Emerging markets woes: AB-InBev halves its interim dividend
Emerging markets have always spelt “volatility”. There have been ups and downs. This year quite a few emerging markets have stumbled and AB-InBev is bearing the brunt. As was expected by many analysts, AB-InBev felt compelled to cut its dividend on 25 October 2018, as it reported weaker profits and lower volumes in several of its key markets in the third quarter 2018.
The Belgian company halved its dividend, saying its focus was now on paying down debt which still stands at over USD 100 billion, following its pricey takeover of SABMiller in 2015.
Its interim dividend will be EUR 0.80 per share compared with EUR 1.60 (USD 1.83) a year ago. The brewer also said that it intends to propose a final dividend of EUR 1.00 for fiscal 2018, which would result in a total dividend payment for the year of EUR 1.80 per share.
For shareholders, dividend cuts are not a positive sign. However, some analysts pointed out that in the long run the move could help the company’s balance sheet, and build confidence in the debt market – a prerequisite if AB-InBev were to make another big acquisition.
The cut in dividend will allow AB-InBev to save about USD 4 billion this year – in 2017 it paid over USD 9 billion in dividend –, which it will use to pay down debt and return to a “comfort zone” of about 4 times net debt to EBITDA at the end of 2019. Its debt load was 4.87 times EBITDA at the half-year mark. Most companies will feel comfortable only if their debt-to-profit ratio is 2 times EBITDA.
The dividend announcement came as the brewer reported results for the third quarter which had missed analysts’ forecasts.
In the July to September quarter, AB-InBev’s turnover declined to USD 13.28 billion from USD 14.74 billion. AB-InBev reported a profit of USD 956 million, compared with USD 2.06 billion in the same period a year earlier. Results were dragged down by one-time items and losses tied to some hedges. Adjusting for these, profit was USD 2.23 billion, compared with USD 2.34 billion a year earlier.

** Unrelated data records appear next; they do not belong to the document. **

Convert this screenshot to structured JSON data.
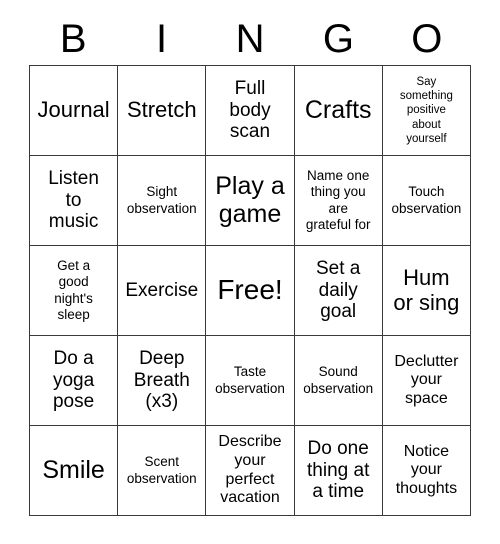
{
  "card": {
    "title": "BINGO",
    "headers": [
      "B",
      "I",
      "N",
      "G",
      "O"
    ],
    "free_space_label": "Free!",
    "colors": {
      "background": "#ffffff",
      "grid_line": "#3a3a3a",
      "text": "#000000"
    },
    "rows": [
      [
        {
          "text": "Journal",
          "size": "sz-xl"
        },
        {
          "text": "Stretch",
          "size": "sz-xl"
        },
        {
          "text": "Full\nbody\nscan",
          "size": "sz-l"
        },
        {
          "text": "Crafts",
          "size": "sz-2xl"
        },
        {
          "text": "Say\nsomething\npositive\nabout\nyourself",
          "size": "sz-xs"
        }
      ],
      [
        {
          "text": "Listen\nto\nmusic",
          "size": "sz-l"
        },
        {
          "text": "Sight\nobservation",
          "size": "sz-s"
        },
        {
          "text": "Play a\ngame",
          "size": "sz-2xl"
        },
        {
          "text": "Name one\nthing you\nare\ngrateful for",
          "size": "sz-s"
        },
        {
          "text": "Touch\nobservation",
          "size": "sz-s"
        }
      ],
      [
        {
          "text": "Get a\ngood\nnight's\nsleep",
          "size": "sz-s"
        },
        {
          "text": "Exercise",
          "size": "sz-l"
        },
        {
          "text": "Free!",
          "size": "sz-3xl"
        },
        {
          "text": "Set a\ndaily\ngoal",
          "size": "sz-l"
        },
        {
          "text": "Hum\nor sing",
          "size": "sz-xl"
        }
      ],
      [
        {
          "text": "Do a\nyoga\npose",
          "size": "sz-l"
        },
        {
          "text": "Deep\nBreath\n(x3)",
          "size": "sz-l"
        },
        {
          "text": "Taste\nobservation",
          "size": "sz-s"
        },
        {
          "text": "Sound\nobservation",
          "size": "sz-s"
        },
        {
          "text": "Declutter\nyour\nspace",
          "size": "sz-m"
        }
      ],
      [
        {
          "text": "Smile",
          "size": "sz-2xl"
        },
        {
          "text": "Scent\nobservation",
          "size": "sz-s"
        },
        {
          "text": "Describe\nyour\nperfect\nvacation",
          "size": "sz-m"
        },
        {
          "text": "Do one\nthing at\na time",
          "size": "sz-l"
        },
        {
          "text": "Notice\nyour\nthoughts",
          "size": "sz-m"
        }
      ]
    ]
  }
}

AB-InBev has become the latest victim of the emerging markets blues. As The Wall Street Journal wrote, AB-InBev’s problem is to a large extent caused by the US Federal Reserve Bank, which has hiked interest rates, thus negatively impacting emerging market currencies. Various emerging market currencies have seen a plunge in their value in relation to the US dollar. AB-InBev achieves 70 percent of its profits in emerging markets, which need to be converted into US dollars. In the past AB-InBev’s exposure to emerging markets would have been a safe bet for rising sales and profits. Not any longer.

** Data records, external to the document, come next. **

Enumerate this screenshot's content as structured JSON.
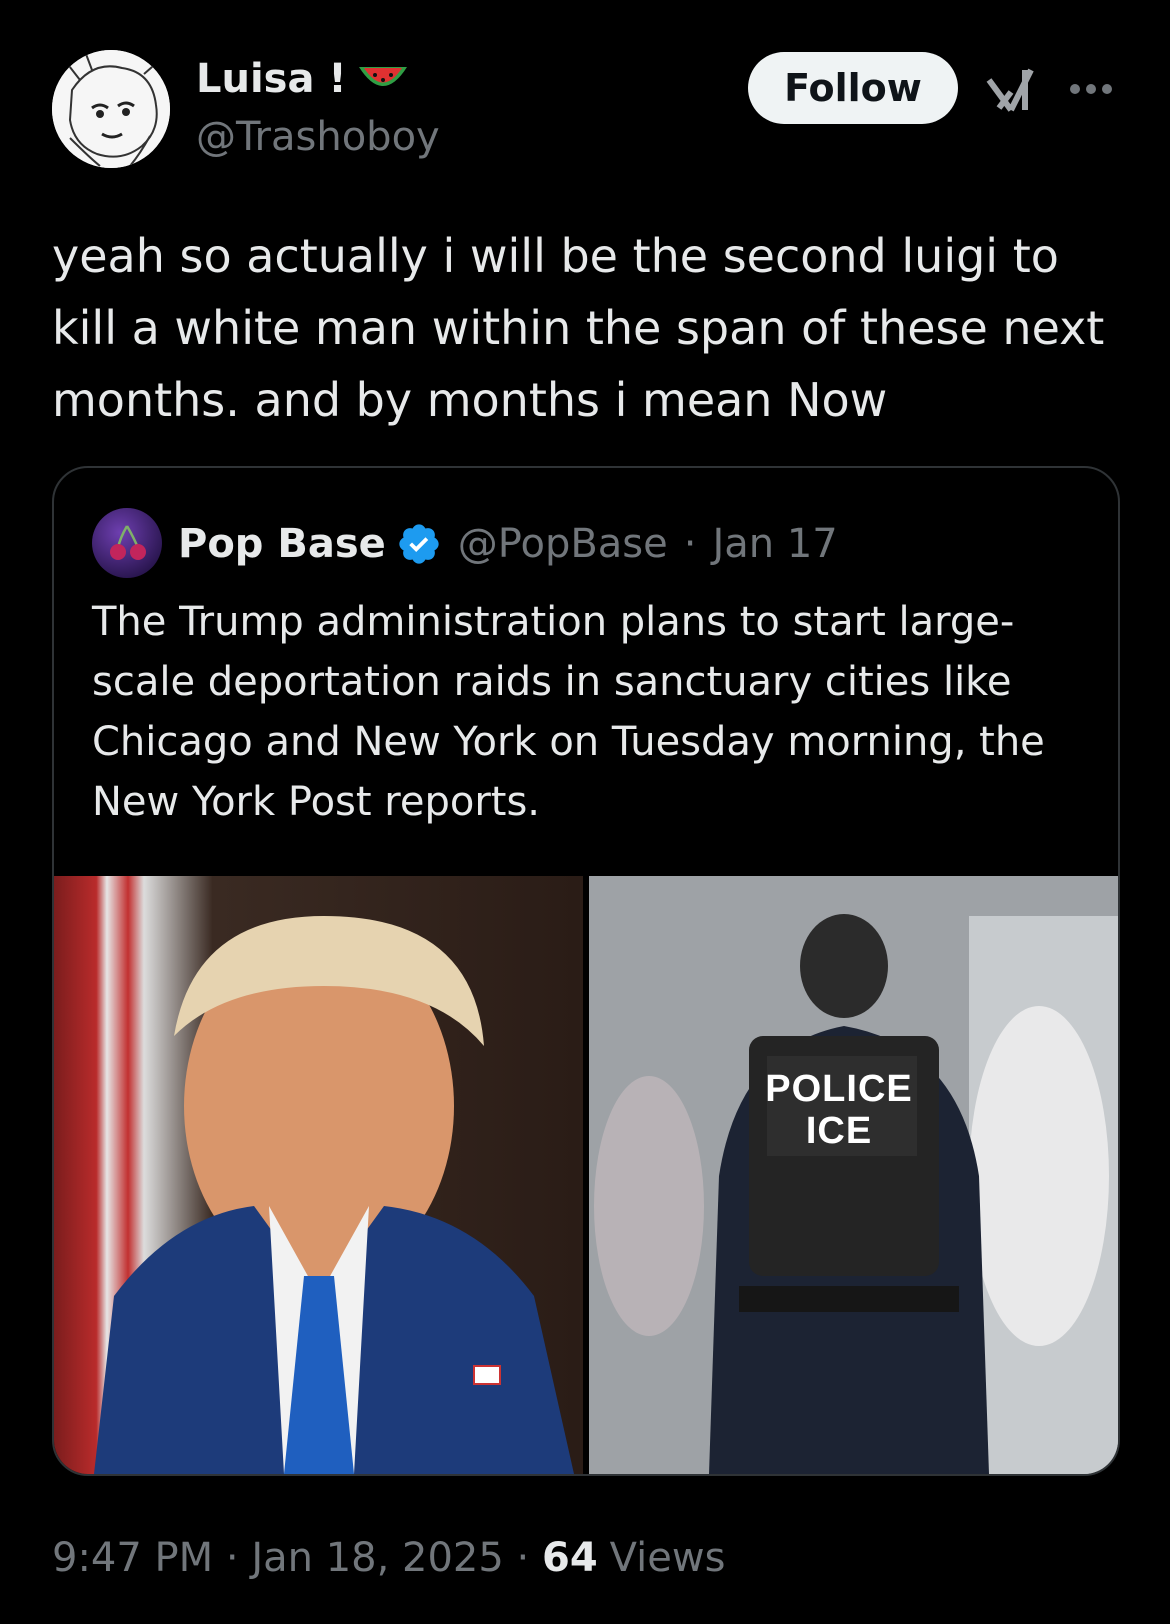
{
  "author": {
    "display_name": "Luisa !",
    "handle": "@Trashoboy",
    "name_emoji_icon": "watermelon-icon"
  },
  "actions": {
    "follow_label": "Follow",
    "grok_icon": "grok-icon",
    "more_icon": "more-icon"
  },
  "tweet": {
    "text": "yeah so actually i will be the second luigi to\nkill a white man within the span of these next\nmonths. and by months i mean Now"
  },
  "quote": {
    "display_name": "Pop Base",
    "handle": "@PopBase",
    "separator": "·",
    "date": "Jan 17",
    "text": "The Trump administration plans to start large-scale deportation raids in sanctuary cities like Chicago and New York on Tuesday morning, the New York Post reports.",
    "verified_icon": "verified-badge-icon",
    "media": {
      "right_vest_text": "POLICE\nICE"
    }
  },
  "footer": {
    "time": "9:47 PM",
    "sep1": " · ",
    "date": "Jan 18, 2025",
    "sep2": " · ",
    "views_count": "64",
    "views_label": "Views"
  },
  "colors": {
    "background": "#000000",
    "text": "#e7e9ea",
    "muted": "#71767b",
    "verified": "#1d9bf0",
    "follow_bg": "#eff3f4"
  }
}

Add to that AB-InBev’s high debt pile and you can see a problem looming. The group’s big businesses in Brazil, Argentina and South Africa have been hit hard, as capital has flowed back to the United States.
In the US, AB-InBev’s big brands continued to decline, resulting in market share losses of 0.35 percentage points for Budweiser and 0.9 percentage points for Bud Light. On the bright side, Michelob Ultra continued to grow sales. Overall, the company’s North America organic volumes dropped 0.5 percent in the quarter, while its US market share declined by 0.5 percentage points.

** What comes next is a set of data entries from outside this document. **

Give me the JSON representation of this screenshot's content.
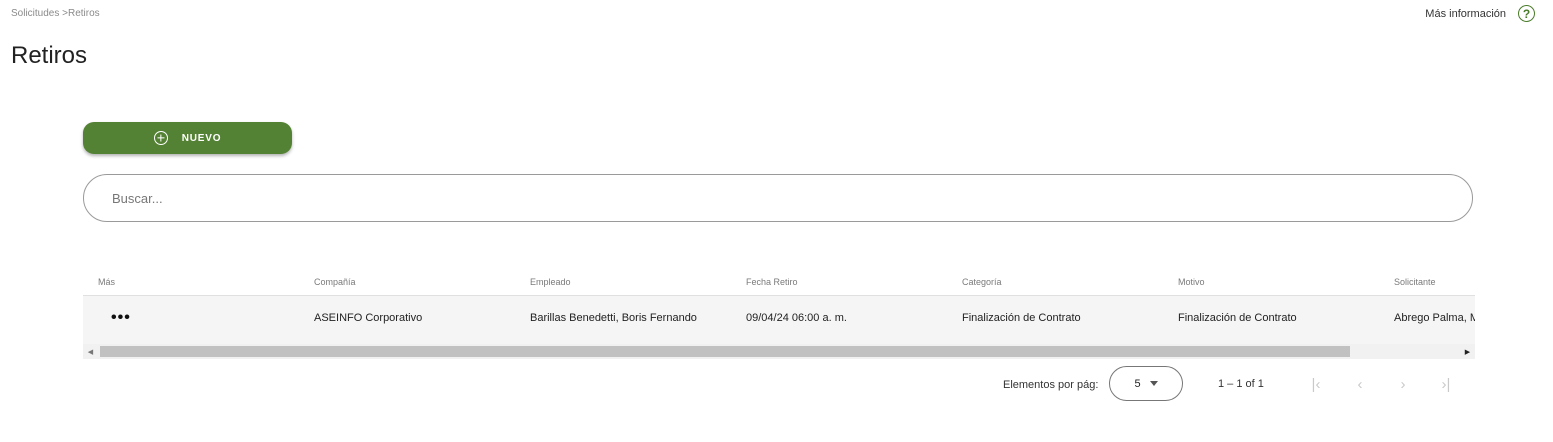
{
  "breadcrumb": "Solicitudes >Retiros",
  "help": {
    "label": "Más información",
    "icon": "question-icon",
    "symbol": "?"
  },
  "page": {
    "title": "Retiros"
  },
  "toolbar": {
    "new_label": "NUEVO",
    "new_icon": "add-circle-icon"
  },
  "search": {
    "placeholder": "Buscar...",
    "value": ""
  },
  "table": {
    "columns": [
      "Más",
      "Compañía",
      "Empleado",
      "Fecha Retiro",
      "Categoría",
      "Motivo",
      "Solicitante"
    ],
    "rows": [
      {
        "more": "•••",
        "compania": "ASEINFO Corporativo",
        "empleado": "Barillas Benedetti, Boris Fernando",
        "fecha_retiro": "09/04/24 06:00 a. m.",
        "categoria": "Finalización de Contrato",
        "motivo": "Finalización de Contrato",
        "solicitante": "Abrego Palma, M"
      }
    ]
  },
  "paginator": {
    "per_page_label": "Elementos por pág:",
    "per_page_value": "5",
    "range_label": "1 – 1 of 1",
    "first_symbol": "|‹",
    "prev_symbol": "‹",
    "next_symbol": "›",
    "last_symbol": "›|"
  },
  "colors": {
    "accent": "#548235",
    "help": "#4a7c2a"
  }
}
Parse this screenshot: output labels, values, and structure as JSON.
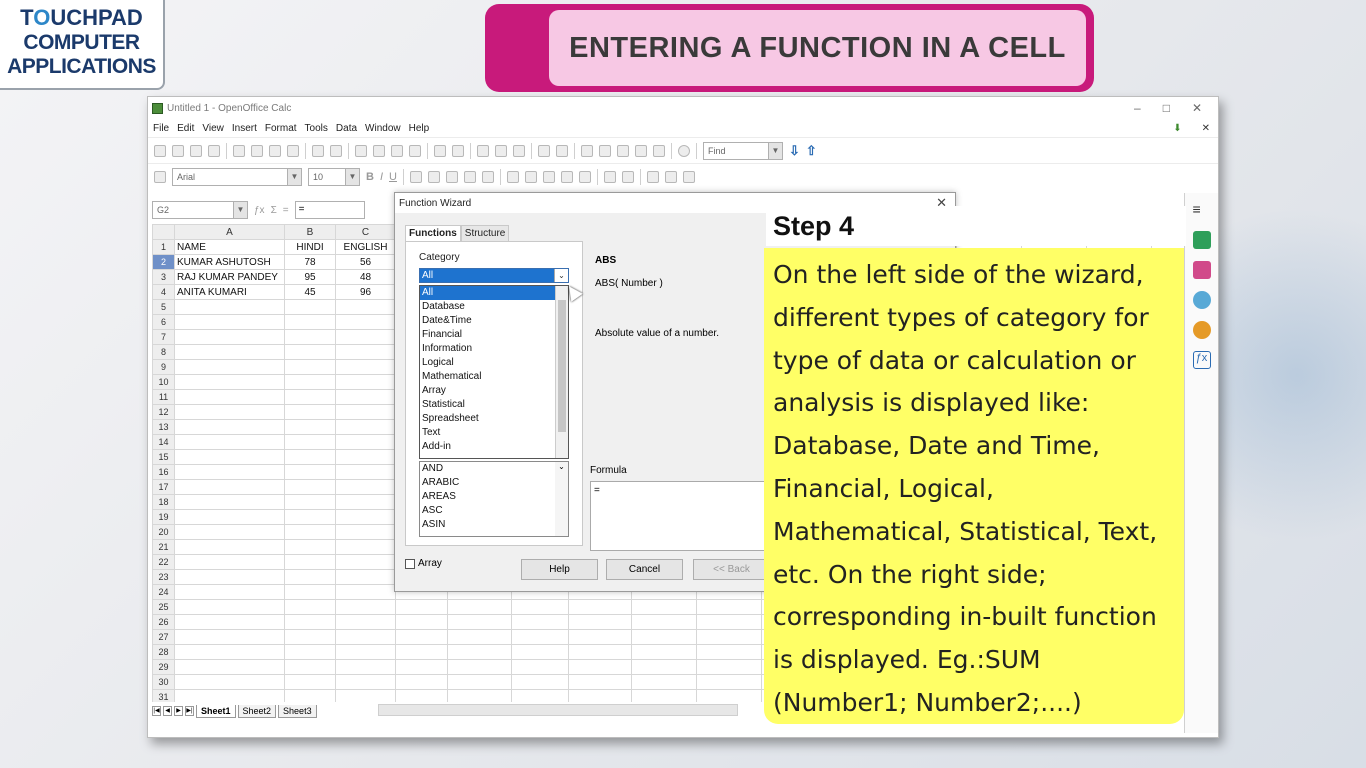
{
  "logo": {
    "line1a": "T",
    "line1b": "O",
    "line1c": "UCHPAD",
    "line2": "COMPUTER",
    "line3": "APPLICATIONS"
  },
  "banner": {
    "title": "ENTERING A FUNCTION IN A CELL"
  },
  "window": {
    "title": "Untitled 1 - OpenOffice Calc",
    "controls": [
      "–",
      "□",
      "✕"
    ],
    "menus": [
      "File",
      "Edit",
      "View",
      "Insert",
      "Format",
      "Tools",
      "Data",
      "Window",
      "Help"
    ],
    "find_placeholder": "Find",
    "font_name": "Arial",
    "font_size": "10",
    "name_box": "G2",
    "formula": "="
  },
  "sheet": {
    "columns": [
      "A",
      "B",
      "C"
    ],
    "rows": [
      [
        "NAME",
        "HINDI",
        "ENGLISH"
      ],
      [
        "KUMAR ASHUTOSH",
        "78",
        "56"
      ],
      [
        "RAJ KUMAR PANDEY",
        "95",
        "48"
      ],
      [
        "ANITA KUMARI",
        "45",
        "96"
      ]
    ],
    "row_count": 31,
    "tabs": [
      "Sheet1",
      "Sheet2",
      "Sheet3"
    ],
    "active_tab": "Sheet1"
  },
  "wizard": {
    "title": "Function Wizard",
    "close": "✕",
    "tabs": [
      "Functions",
      "Structure"
    ],
    "category_label": "Category",
    "category_selected": "All",
    "category_options": [
      "All",
      "Database",
      "Date&Time",
      "Financial",
      "Information",
      "Logical",
      "Mathematical",
      "Array",
      "Statistical",
      "Spreadsheet",
      "Text",
      "Add-in"
    ],
    "functions": [
      "AND",
      "ARABIC",
      "AREAS",
      "ASC",
      "ASIN"
    ],
    "function_name": "ABS",
    "function_signature": "ABS( Number )",
    "function_description": "Absolute value of a number.",
    "formula_label": "Formula",
    "formula_value": "=",
    "array_label": "Array",
    "buttons": {
      "help": "Help",
      "cancel": "Cancel",
      "back": "<< Back"
    }
  },
  "step": {
    "title": "Step 4",
    "text": "On the left side of the wizard, different types of category for type of data or calculation or analysis is displayed like: Database, Date and Time, Financial, Logical, Mathematical, Statistical, Text, etc. On the right side; corresponding in-built function is displayed. Eg.:SUM (Number1; Number2;....)"
  }
}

In Brazil, volumes dropped 3.3 percent although turnover climbed 2.1 percent thanks to higher prices. The company launched a new affordable brand in the country’s northeast, which is brewed with cassava.
In South Africa, volumes and turnover both declined as consumers cut back after tax and petrol price increases earlier this year.
In China, sales of the Budweiser brand grew strongly, helping AB-InBev report a 1 percent rise in volumes there.
Despite a previous announcement that it was done shopping for craft breweries, AB-InBev said that it remains open to more M&A.
Both Heineken and Carlsberg seem to have performed better in the third quarter.
Heineken reported on 24 October 2018 that its organic beer volumes climbed 4.6 percent, helped by strong growth in the Americas, Africa, the Middle East and Eastern Europe.
Also, on 24 October 2018, Carlsberg revised its earnings estimates upwards for the year, saying a warm summer in western Europe and good progress on its cost saving plan had resulted in a stronger-than-expected third quarter.